In our house, these past few weeks have been emotionally challenging. Not because my oldest, who’s 17, is a challenging child. He’s not. He’s actually extremely and unusually easy to deal with. Somehow, he managed to keep his sweet and mature nature even after the dreaded puberty hit. Sure, now he’s more confident in himself and isn’t afraid to show his more sarcastic side, but he’s only stepped out of line once with his mouth and it wasn’t even that bad. It’s because the reality is coming that next year, he will be graduating.
This week, he starts lifeguarding training, something that he’s been wanting to do for a while but then talked himself out of it. After passing his initial online course and learning more about it, I watched him become more confident. He was afraid of the importance of his job. The fear of being responsible for the life of another person was overwhelming to him. I told him I get it. Try being responsible for keeping 3 people alive at the same time. (Husband included in the number. Those boys don’t make it easy.) He wanted a job that didn’t interfere with his school work and would help him pay for this swim team that his coach recommended that he joined in the off-season. His fear turned into excitement this week as he headed off to do the hands-on portion of his certification, but really he’s just happy to be in the pool again.
We also just signed him up for the SATs and next week, he’ll be all signed up for his 2 AP exams. I half joke with my husband that I’m not ready for this. I’m not prepared. I pass it off as a joke, but we both know it isn’t. Now’s the time where I just hope that I did more than just an adequate job of “momming”. That my jokes about being an adequate mom are really just jokes. The first years of his life before high school were his training; now I just hope he can finish the job successfully on his own. Be free, blackbird.

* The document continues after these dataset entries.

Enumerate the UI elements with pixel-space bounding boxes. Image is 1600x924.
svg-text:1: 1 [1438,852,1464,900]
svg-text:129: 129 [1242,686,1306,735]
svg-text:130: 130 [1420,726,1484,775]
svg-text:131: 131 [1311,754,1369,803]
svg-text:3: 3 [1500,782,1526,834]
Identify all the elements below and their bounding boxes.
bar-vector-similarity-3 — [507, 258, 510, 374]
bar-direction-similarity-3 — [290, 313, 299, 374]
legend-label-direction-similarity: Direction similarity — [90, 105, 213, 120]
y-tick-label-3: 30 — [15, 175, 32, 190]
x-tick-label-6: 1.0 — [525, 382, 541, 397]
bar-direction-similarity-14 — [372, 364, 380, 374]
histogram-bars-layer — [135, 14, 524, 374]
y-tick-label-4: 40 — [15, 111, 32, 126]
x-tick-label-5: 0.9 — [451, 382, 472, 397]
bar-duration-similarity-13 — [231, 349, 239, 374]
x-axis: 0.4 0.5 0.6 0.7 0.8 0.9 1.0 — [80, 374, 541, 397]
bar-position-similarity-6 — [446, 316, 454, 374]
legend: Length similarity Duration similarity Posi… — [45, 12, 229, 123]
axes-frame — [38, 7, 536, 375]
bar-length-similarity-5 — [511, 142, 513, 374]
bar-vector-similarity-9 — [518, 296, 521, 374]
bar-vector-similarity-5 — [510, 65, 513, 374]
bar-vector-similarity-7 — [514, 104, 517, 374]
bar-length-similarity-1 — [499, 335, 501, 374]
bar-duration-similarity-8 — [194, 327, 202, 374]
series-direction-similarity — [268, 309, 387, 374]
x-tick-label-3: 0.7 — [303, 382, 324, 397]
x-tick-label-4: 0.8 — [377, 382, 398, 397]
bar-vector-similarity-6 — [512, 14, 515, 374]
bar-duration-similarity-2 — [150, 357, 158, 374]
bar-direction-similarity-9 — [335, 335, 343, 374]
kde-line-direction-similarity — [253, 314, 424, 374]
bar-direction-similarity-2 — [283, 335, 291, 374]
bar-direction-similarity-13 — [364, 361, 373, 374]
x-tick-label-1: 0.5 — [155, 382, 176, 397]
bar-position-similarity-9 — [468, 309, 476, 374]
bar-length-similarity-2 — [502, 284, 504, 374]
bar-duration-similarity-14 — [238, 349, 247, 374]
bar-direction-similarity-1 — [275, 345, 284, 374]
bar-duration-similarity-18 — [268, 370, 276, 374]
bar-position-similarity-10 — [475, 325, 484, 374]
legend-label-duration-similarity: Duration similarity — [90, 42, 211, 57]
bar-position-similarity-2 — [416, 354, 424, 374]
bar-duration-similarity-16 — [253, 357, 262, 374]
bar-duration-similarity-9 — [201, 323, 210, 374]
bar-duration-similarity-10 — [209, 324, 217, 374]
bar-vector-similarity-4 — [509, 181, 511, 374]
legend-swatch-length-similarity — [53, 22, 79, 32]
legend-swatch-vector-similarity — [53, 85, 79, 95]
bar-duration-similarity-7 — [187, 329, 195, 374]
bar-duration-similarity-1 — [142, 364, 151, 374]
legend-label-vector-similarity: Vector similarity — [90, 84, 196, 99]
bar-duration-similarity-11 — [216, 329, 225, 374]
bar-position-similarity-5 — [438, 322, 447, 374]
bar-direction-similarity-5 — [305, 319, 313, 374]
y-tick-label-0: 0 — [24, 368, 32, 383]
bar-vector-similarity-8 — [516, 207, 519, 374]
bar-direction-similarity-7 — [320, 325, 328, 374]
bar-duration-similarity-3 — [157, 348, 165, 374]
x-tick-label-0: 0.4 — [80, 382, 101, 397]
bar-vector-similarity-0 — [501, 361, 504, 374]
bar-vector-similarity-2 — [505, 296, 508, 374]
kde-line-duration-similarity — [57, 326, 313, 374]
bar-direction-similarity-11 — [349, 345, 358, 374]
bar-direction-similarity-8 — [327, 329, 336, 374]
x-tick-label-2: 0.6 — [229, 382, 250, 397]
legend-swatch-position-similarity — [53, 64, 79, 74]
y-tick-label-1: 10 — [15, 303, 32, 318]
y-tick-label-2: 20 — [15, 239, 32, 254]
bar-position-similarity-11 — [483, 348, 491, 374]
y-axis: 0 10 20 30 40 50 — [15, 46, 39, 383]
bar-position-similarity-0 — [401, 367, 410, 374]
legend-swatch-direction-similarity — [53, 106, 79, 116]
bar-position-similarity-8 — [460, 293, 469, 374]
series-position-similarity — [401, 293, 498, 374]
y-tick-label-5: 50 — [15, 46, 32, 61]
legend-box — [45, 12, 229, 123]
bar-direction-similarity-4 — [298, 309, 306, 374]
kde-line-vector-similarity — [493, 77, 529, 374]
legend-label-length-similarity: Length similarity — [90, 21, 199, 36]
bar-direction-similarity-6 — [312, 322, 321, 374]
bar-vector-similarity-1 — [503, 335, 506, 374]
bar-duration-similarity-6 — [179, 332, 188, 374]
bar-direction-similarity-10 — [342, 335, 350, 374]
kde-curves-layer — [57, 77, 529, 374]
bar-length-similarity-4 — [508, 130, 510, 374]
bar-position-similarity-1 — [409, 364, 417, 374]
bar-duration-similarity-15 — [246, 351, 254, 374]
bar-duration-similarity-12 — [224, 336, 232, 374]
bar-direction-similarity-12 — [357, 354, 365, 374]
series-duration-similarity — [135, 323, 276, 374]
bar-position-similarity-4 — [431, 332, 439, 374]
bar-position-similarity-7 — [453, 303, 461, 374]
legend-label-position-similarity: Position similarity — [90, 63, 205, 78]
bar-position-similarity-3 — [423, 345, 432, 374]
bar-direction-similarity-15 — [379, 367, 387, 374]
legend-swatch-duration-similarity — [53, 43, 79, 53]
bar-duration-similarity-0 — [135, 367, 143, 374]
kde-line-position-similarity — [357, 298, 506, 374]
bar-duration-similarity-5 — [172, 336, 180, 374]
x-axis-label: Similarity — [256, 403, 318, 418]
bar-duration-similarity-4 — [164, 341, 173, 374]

After signing up for the course, it turns out that he may potentially miss out on our mini-weekend away during his school break. I gave him his choices and refused to give him the answer: either he skips it and finds another course or he misses this mini-vacation and stay with family while we’re gone. (The vacation was a free trip that we won and was scheduled long before this.) He asked me what he should do, hoping that I was going to make the choice for him. I wasn’t. Kids never learn if you make their choices for them. I gave him advice. “Well, you get it done now or you hope that you don’t miss the next one.” Ultimately, he decided to take the risk of missing out on the vacation because this was something he needed to do.
It was the mature decision. I agreed, it was the right call. It was the cheaper of the courses and you get more from it than others. I’d say there will be plenty more vacations, but the reality is that he’s going away to college soon. Who knows where he’s going to go. Who knows if he’ll even come back to the area. One of the schools he’s looking at is close enough to the cape where he may decide to take up lifeguarding over the summer at the beach instead of coming home. He may end up renting a place off-campus with friends or his cousin. It’s really hard to tell what will happen after he graduates.
That’s where raising adults versus raising kids makes the difference. At least I
know hope that I gave him the tools that he needs to make the right choices for him. I have a good feeling about him, but he’s been mostly sheltered. It’s hard to say what it will be like for him out there in the real world. I can’t read the future. I just hope that I did enough that I become this nagging little voice in the back of his head, steering him towards the right path.